Archive | January 2021

Voice–Your Character & Yours

VoiceI’m linking to an excellent post on Deep POV at Live, Write, Thrive that got me thinking about voice. Writers need to do more to guard their voices–too often I see writers looking for outside validation or trying to write like someone else. Now it’s fine to have those experimental phases–I certainly did. I had my Edgar Allen Poe phase and my Ray Bradbury phase and my Dorothy Sayer phase and my Georgette Heyer phase. I finally wrote enough to start developing my own voice, and I can now look back at my past work and think “at last” because it all sounds like my voice. And like my characters voices.

Character voice can be tough. Some characters show up right away, others have to be coaxed into revealing their voice. Character voice can be there on page one or may not be there until page one hundred. A common mistake I see as well is a writer inserting the writer’s voice into what should be the middle of the character’s thoughts or dialogue–that’s an interruption that can throw the reader. That’s where editing comes into play–and developing the writer’s ear.
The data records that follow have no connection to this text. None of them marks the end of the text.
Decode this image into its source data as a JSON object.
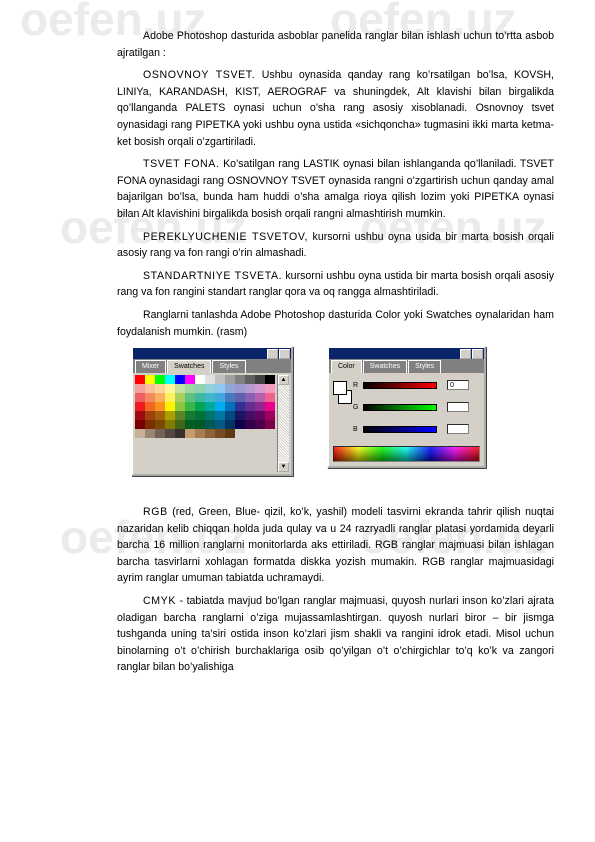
{
  "paragraphs": [
    {
      "lead": "",
      "text": "Adobe Photoshop dasturida asboblar panelida ranglar bilan ishlash uchun to’rtta asbob ajratilgan :"
    },
    {
      "lead": "OSNOVNOY TSVET.",
      "text": " Ushbu oynasida qanday rang ko’rsatilgan bo’lsa, KOVSH, LINIYa, KARANDASH, KIST, AEROGRAF va shuningdek, Alt klavishi bilan birgalikda qo’llanganda PALETS oynasi uchun o’sha rang asosiy xisoblanadi. Osnovnoy tsvet oynasidagi rang PIPETKA yoki ushbu oyna ustida «sichqoncha» tugmasini ikki marta ketma-ket bosish orqali o’zgartiriladi."
    },
    {
      "lead": "TSVET FONA.",
      "text": " Ko’satilgan rang LASTIK oynasi bilan ishlanganda qo’llaniladi. TSVET FONA oynasidagi rang OSNOVNOY TSVET oynasida rangni o’zgartirish uchun qanday amal bajarilgan bo’lsa, bunda ham huddi o’sha amalga rioya qilish lozim yoki PIPETKA oynasi bilan Alt  klavishini birgalikda bosish orqali  rangni almashtirish mumkin."
    },
    {
      "lead": "PEREKLYUCHENIE TSVETOV,",
      "text": " kursorni ushbu oyna usida bir marta bosish orqali asosiy rang va fon rangi o’rin almashadi."
    },
    {
      "lead": "STANDARTNIYE TSVETA.",
      "text": " kursorni ushbu oyna ustida bir marta bosish orqali asosiy rang va fon rangini standart ranglar qora va oq rangga almashtiriladi."
    },
    {
      "lead": "",
      "text": "Ranglarni tanlashda Adobe Photoshop dasturida Color   yoki Swatches oynalaridan ham foydalanish mumkin. (rasm)"
    }
  ],
  "swatches_window": {
    "tabs": [
      "Mixer",
      "Swatches",
      "Styles"
    ],
    "active_tab": 1,
    "rows": [
      [
        "#ff0000",
        "#ffff00",
        "#00ff00",
        "#00ffff",
        "#0000ff",
        "#ff00ff",
        "#ffffff",
        "#e0e0e0",
        "#c0c0c0",
        "#a0a0a0",
        "#808080",
        "#606060",
        "#404040",
        "#000000"
      ],
      [
        "#f4a0a0",
        "#f9c09a",
        "#fbd49a",
        "#fff59a",
        "#c5e0a0",
        "#a0d4a0",
        "#8fd3b0",
        "#8fd3d8",
        "#8fc8ee",
        "#90a8d8",
        "#9a9ad0",
        "#b49ad0",
        "#d49ad0",
        "#f49ac0"
      ],
      [
        "#f06060",
        "#f48a60",
        "#f8b060",
        "#fff060",
        "#a8d060",
        "#60c080",
        "#40b8a0",
        "#40b8c8",
        "#40a8e0",
        "#4878c0",
        "#6060b0",
        "#8860b0",
        "#b860b0",
        "#f06090"
      ],
      [
        "#ed1c24",
        "#f26522",
        "#f7941d",
        "#fff200",
        "#8dc63f",
        "#39b54a",
        "#00a651",
        "#00a99d",
        "#00aeef",
        "#0072bc",
        "#2e3192",
        "#662d91",
        "#92278f",
        "#ec008c"
      ],
      [
        "#9e0b0f",
        "#a0410d",
        "#a3620a",
        "#aba000",
        "#598527",
        "#197b30",
        "#007236",
        "#00746b",
        "#0076a3",
        "#004a80",
        "#1b1464",
        "#440e62",
        "#630460",
        "#9e005d"
      ],
      [
        "#790000",
        "#7b2e00",
        "#7d4900",
        "#827b00",
        "#406618",
        "#005e20",
        "#005826",
        "#005952",
        "#005b7f",
        "#003663",
        "#0d004c",
        "#32004b",
        "#4b0049",
        "#7b0046"
      ],
      [
        "#c7b299",
        "#998675",
        "#736357",
        "#534741",
        "#37302d",
        "#c69c6d",
        "#a67c52",
        "#8c6239",
        "#754c24",
        "#603913",
        "#d4d0c8",
        "#d4d0c8",
        "#d4d0c8",
        "#d4d0c8"
      ]
    ]
  },
  "color_window": {
    "tabs": [
      "Color",
      "Swatches",
      "Styles"
    ],
    "active_tab": 0,
    "sliders": [
      {
        "label": "R",
        "value": "0",
        "color": "#ff0000"
      },
      {
        "label": "G",
        "value": "",
        "color": "#00ff00"
      },
      {
        "label": "B",
        "value": "",
        "color": "#0000ff"
      }
    ]
  },
  "paragraphs2": [
    {
      "lead": "RGB",
      "text": " (red, Green, Blue- qizil, ko’k, yashil) modeli tasvirni ekranda tahrir qilish nuqtai nazaridan kelib chiqqan holda juda qulay va u 24 razryadli ranglar platasi yordamida deyarli   barcha 16 million ranglarni monitorlarda aks ettiriladi. RGB  ranglar majmuasi bilan ishlagan barcha tasvirlarni xohlagan formatda diskka yozish mumakin. RGB   ranglar majmuasidagi ayrim ranglar umuman tabiatda uchramaydi."
    },
    {
      "lead": "CMYK",
      "text": " - tabiatda mavjud bo’lgan ranglar majmuasi, quyosh nurlari inson ko’zlari ajrata oladigan barcha ranglarni o’ziga mujassamlashtirgan. quyosh nurlari biror – bir  jismga tushganda uning ta’siri  ostida inson ko’zlari jism shakli va rangini idrok etadi. Misol uchun binolarning o’t o’chirish burchaklariga osib qo’yilgan  o’t o’chirgichlar to’q ko’k va zangori ranglar bilan bo’yalishiga"
    }
  ],
  "watermark": "oefen.uz"
}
This is where I think writers can develop their own voice–in editing. Voice comes out through word choice and through structure of sentences and paragraphs. All that is best tuned in editing. I will often to an edit just on one character to make sure that character’s voice is there on the page–and that I haven’t stepped on that voice with my own. I’ll save my voice for places where narrative is more important, as in transitions, setting up scenes, or places where I may need to slow the pace a touch or weave in vital plot exposition. Character voices need to show up in their dialogue and their thoughts–and that’s where I need to make certain I am not putting in that very clever phrase that I thought up, which doesn’t match the character’s personality, mood, or step on what their attention should be focused on.

An example of this is where the writer says something like “she never noticed the gum stuck to the bottom of her shoe”. Well, if she’s not noticing this and we’re in her POV why is this here? Much more effective to write, “she heard the snick of the gum sticking the sole of her shoe to the polished wood floor–with every step, her face heated, but she couldn’t stop to scrape it off.” Now we’re in the character’s POV.

This is where the phrase “kill your darlings” comes into play as well. We all come up with those oh so clever lines that just don’t fit a character. Wonderful descriptions are great–but they should be there to serve the character’s voice as well. They can be revealing–and not just darling lines that we fall in love with that really need to be cut. Again, we’re back to learning to edit your own work.

Self-Editing For Fiction WritersFor that, I recommend Browne & King’s Self-Editing for Fiction Writers–a wonderful book. The other thing I do recommend is protect your characters’ voices and your own–that means you want to be careful about how much advice you take in from others. Some folks will tell you how they would write a scene–that’s not going to help you. Others will tell you about not liking a character–and that’s actually good if that character is meant to be tough to like. That doesn’t mean you want to change the character. And this means a writer needs to learn what advice is useful and what should be accepted with grace and then thrown out.

Voice matters–it’s what makes a reader want your stories above all others. It’s worth the time to develop and to guard.